“Champagne is a contract between the label and the consumer.” The documentary “A Year in Champagne” highlighted the concept that many Champagne producers feel that it is their responsibility to give their customers the same, reliable, consistent bottle that they have become accustomed to. Especially for a non-vintage product, a bottle must taste the same each time, so the consumer isn’t surprised or even worse, disappointed. As Jon Bonne said in his article about the changing tides of Champagne, “the old philosophy that blending, and branding, matter most” has reigned supreme in this region for generations. http://punchdrink.com/articles/champagnes-next-revolution-is-now/
The house style is akin to the producer’s signature and a lot of energy is spent making sure that it is consistent. Those of us in the beverage world like to romanticize about the wine makers, the brew masters, the artisans who make the beverage.

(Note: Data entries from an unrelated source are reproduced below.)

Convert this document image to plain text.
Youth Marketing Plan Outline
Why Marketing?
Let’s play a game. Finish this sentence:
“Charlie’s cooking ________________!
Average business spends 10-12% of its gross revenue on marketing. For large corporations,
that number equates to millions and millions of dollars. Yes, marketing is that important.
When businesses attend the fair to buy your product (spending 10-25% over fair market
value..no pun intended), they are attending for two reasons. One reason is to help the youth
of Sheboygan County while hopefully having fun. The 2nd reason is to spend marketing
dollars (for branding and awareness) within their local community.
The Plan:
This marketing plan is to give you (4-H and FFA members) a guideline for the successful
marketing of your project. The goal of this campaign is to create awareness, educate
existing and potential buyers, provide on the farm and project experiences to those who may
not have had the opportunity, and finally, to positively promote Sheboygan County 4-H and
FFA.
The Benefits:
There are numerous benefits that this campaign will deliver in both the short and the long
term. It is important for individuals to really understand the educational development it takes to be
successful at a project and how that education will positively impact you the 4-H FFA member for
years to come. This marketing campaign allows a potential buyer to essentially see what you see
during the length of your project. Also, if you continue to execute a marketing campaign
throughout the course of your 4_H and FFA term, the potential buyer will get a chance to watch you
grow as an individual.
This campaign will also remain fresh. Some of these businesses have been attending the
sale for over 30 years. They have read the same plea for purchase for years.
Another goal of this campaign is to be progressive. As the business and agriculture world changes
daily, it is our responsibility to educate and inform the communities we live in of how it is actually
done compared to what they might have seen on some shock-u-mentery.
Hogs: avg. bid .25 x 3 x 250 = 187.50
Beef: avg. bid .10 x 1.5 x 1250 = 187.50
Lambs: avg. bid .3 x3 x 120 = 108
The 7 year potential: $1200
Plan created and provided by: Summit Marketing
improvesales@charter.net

However, the role of the blender if often glazed over. These are the (often) uncelebrated individuals in the background who the brands rely on to keep their products consistent.
This has also been the way in the world of sake. For most it’s history, sake breweries expended a tremendous amount of energy on making their products taste the same year after year. A brewer was said to be skilled if they could produce consistent sake regardless of the harvest, the weather and other conditions that could contribute to changes in the final sake. This means that at most breweries, there is a blender whose job it is to taste each of the tanks and the batches, then blend them to achieve the desired taste. As much as the world of sake is fetishized as a boutique, small lot artisan craft, there is actually a tremendous amount of effort spent on making the products in line with what they think is their house style. And in no way should this be considered bad.

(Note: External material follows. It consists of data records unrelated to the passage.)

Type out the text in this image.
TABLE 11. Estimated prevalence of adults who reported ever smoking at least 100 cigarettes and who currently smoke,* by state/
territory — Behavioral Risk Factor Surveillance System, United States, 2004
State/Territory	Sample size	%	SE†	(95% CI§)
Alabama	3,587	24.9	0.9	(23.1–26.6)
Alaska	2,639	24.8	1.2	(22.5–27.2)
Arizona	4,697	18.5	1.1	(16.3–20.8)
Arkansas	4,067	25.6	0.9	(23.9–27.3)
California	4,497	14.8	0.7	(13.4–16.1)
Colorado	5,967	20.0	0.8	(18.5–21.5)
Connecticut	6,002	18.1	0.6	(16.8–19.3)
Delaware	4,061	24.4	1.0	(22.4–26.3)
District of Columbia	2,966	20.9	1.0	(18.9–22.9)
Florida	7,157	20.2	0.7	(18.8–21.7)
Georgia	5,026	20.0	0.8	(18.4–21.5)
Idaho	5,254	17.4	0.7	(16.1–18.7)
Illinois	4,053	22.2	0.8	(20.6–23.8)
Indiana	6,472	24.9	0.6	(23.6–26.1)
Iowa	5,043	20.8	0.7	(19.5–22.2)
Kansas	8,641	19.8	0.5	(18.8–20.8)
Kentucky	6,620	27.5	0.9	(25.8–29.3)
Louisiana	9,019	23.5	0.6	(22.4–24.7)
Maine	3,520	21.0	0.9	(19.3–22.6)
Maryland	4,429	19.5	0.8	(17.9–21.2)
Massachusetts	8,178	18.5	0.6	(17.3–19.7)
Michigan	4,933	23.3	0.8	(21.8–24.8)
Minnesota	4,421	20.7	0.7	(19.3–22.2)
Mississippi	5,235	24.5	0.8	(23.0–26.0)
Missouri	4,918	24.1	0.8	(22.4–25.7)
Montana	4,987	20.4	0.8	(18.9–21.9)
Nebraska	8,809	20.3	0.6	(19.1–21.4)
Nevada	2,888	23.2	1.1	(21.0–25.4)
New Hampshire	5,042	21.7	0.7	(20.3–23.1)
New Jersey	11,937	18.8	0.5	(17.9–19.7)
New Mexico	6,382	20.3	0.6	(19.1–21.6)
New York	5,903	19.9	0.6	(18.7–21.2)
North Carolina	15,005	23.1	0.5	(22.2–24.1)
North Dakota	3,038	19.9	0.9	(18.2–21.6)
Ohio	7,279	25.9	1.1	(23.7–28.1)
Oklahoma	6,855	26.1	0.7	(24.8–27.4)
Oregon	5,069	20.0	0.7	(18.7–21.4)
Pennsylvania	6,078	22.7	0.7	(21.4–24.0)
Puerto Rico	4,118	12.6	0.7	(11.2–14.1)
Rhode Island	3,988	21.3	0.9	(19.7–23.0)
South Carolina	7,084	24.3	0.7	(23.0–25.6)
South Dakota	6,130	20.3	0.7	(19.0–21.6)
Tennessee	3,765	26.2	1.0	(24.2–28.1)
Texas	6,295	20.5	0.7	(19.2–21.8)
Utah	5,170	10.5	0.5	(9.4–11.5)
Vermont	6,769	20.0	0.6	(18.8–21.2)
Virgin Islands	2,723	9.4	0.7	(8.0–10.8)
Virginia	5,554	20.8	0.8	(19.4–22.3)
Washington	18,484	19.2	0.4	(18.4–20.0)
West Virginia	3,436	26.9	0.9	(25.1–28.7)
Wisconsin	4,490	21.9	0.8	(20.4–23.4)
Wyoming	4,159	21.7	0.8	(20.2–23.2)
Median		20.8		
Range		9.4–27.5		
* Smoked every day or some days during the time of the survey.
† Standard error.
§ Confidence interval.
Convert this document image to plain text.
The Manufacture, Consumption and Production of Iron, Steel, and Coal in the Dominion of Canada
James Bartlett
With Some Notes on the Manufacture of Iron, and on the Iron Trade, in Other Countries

Changing tides – in the last 10 years however, some sake brewers (usually younger) have made philosophical shifts. Rather than making dependable, homogeneous sake the ultimate goal, some who belong to this new camp of thinking have embraced variation. This can be between vintages, tanks or taste differences (ie. concentration, purity, etc.) depending on the stages of the pressing cycle. In this situation, each bottle can be slightly or very different from the next bottle that is opened. This can be interesting as you never know exactly what to expect and it also makes it easier for product differentiation. It can be a way of distinguishing yourself from the rest or a particular product from the rest of the portfolio. Examples of brands who think in this way are Kuheiji, Yamagata Masamune and Taka.

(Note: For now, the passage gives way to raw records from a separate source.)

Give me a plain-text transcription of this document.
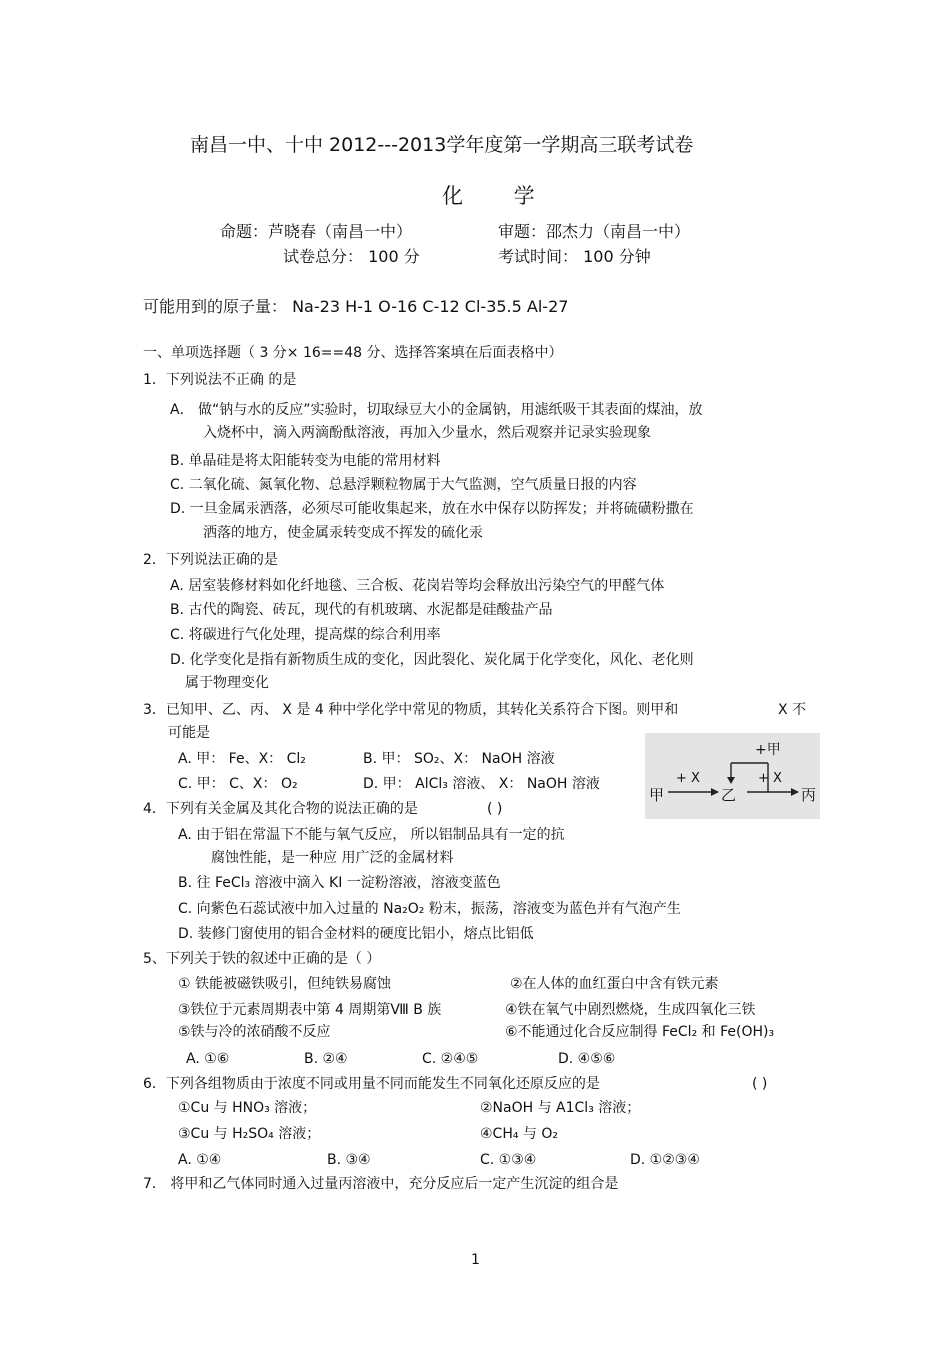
南昌一中、十中 2012---2013学年度第一学期高三联考试卷
化 学
命题：芦晓春（南昌一中）	审题：邵杰力（南昌一中）
试卷总分： 100 分	考试时间： 100 分钟
可能用到的原子量： Na-23 H-1 O-16 C-12 Cl-35.5 Al-27
一、单项选择题（ 3 分× 16==48 分、选择答案填在后面表格中）
1．下列说法不正确 的是
A． 做“钠与水的反应”实验时，切取绿豆大小的金属钠，用滤纸吸干其表面的煤油，放
入烧杯中，滴入两滴酚酞溶液，再加入少量水，然后观察并记录实验现象
B. 单晶硅是将太阳能转变为电能的常用材料
C. 二氧化硫、氮氧化物、总悬浮颗粒物属于大气监测，空气质量日报的内容
D. 一旦金属汞洒落，必须尽可能收集起来，放在水中保存以防挥发；并将硫磺粉撒在
洒落的地方，使金属汞转变成不挥发的硫化汞
2．下列说法正确的是
A. 居室装修材料如化纤地毯、三合板、花岗岩等均会释放出污染空气的甲醛气体
B. 古代的陶瓷、砖瓦，现代的有机玻璃、水泥都是硅酸盐产品
C. 将碳进行气化处理，提高煤的综合利用率
D. 化学变化是指有新物质生成的变化，因此裂化、炭化属于化学变化，风化、老化则
属于物理变化
3．已知甲、乙、丙、 X 是 4 种中学化学中常见的物质，其转化关系符合下图。则甲和	X 不
可能是
A. 甲： Fe、X： Cl₂	B. 甲： SO₂、X： NaOH 溶液
C. 甲： C、X： O₂	D. 甲： AlCl₃ 溶液、 X： NaOH 溶液
+甲
+ X	+ X
甲	乙	丙
4．下列有关金属及其化合物的说法正确的是	( )
A. 由于铝在常温下不能与氧气反应， 所以铝制品具有一定的抗
腐蚀性能，是一种应 用广泛的金属材料
B. 往 FeCl₃ 溶液中滴入 KI 一淀粉溶液，溶液变蓝色
C. 向紫色石蕊试液中加入过量的 Na₂O₂ 粉末，振荡，溶液变为蓝色并有气泡产生
D. 装修门窗使用的铝合金材料的硬度比铝小，熔点比铝低
5、下列关于铁的叙述中正确的是（ ）
① 铁能被磁铁吸引，但纯铁易腐蚀	②在人体的血红蛋白中含有铁元素
③铁位于元素周期表中第 4 周期第Ⅷ B 族	④铁在氧气中剧烈燃烧，生成四氧化三铁
⑤铁与冷的浓硝酸不反应	⑥不能通过化合反应制得 FeCl₂ 和 Fe(OH)₃
A. ①⑥	B. ②④	C. ②④⑤	D. ④⑤⑥
6．下列各组物质由于浓度不同或用量不同而能发生不同氧化还原反应的是	( )
①Cu 与 HNO₃ 溶液；	②NaOH 与 A1Cl₃ 溶液；
③Cu 与 H₂SO₄ 溶液；	④CH₄ 与 O₂
A. ①④	B. ③④	C. ①③④	D. ①②③④
7． 将甲和乙气体同时通入过量丙溶液中，充分反应后一定产生沉淀的组合是
1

In the world of Champagne, we see this shift usually and mostly with grower producers, who want to express more of the terroir of their wines, as well as differentiation through vintages, cuvees and winemaking. As Jean-Baptiste of Rene Geoffroy explained, he is trying to make “wines of Champagne”, rather than Champagne. True to this goal, his still wines are beautiful, regardless of the absence of bubbles. The effervescence adds lift and prettiness to the wines, rather than being the star of the show.
Managing Expectations – A huge challenge in showing variation whether it is in Champagne or sake comes is managing the expectations of your audience. If the consumer is expecting to open a bottle and taste the same product time after time, it is difficult for a producer to try to convince them that variation is a good thing. The bigger brands have more to lose whereas the smaller producers can experiment and play more. Whatever might be the producer’s philosophy, there is room for variation and I think more the merrier, especially when it comes to Champagne and Sake.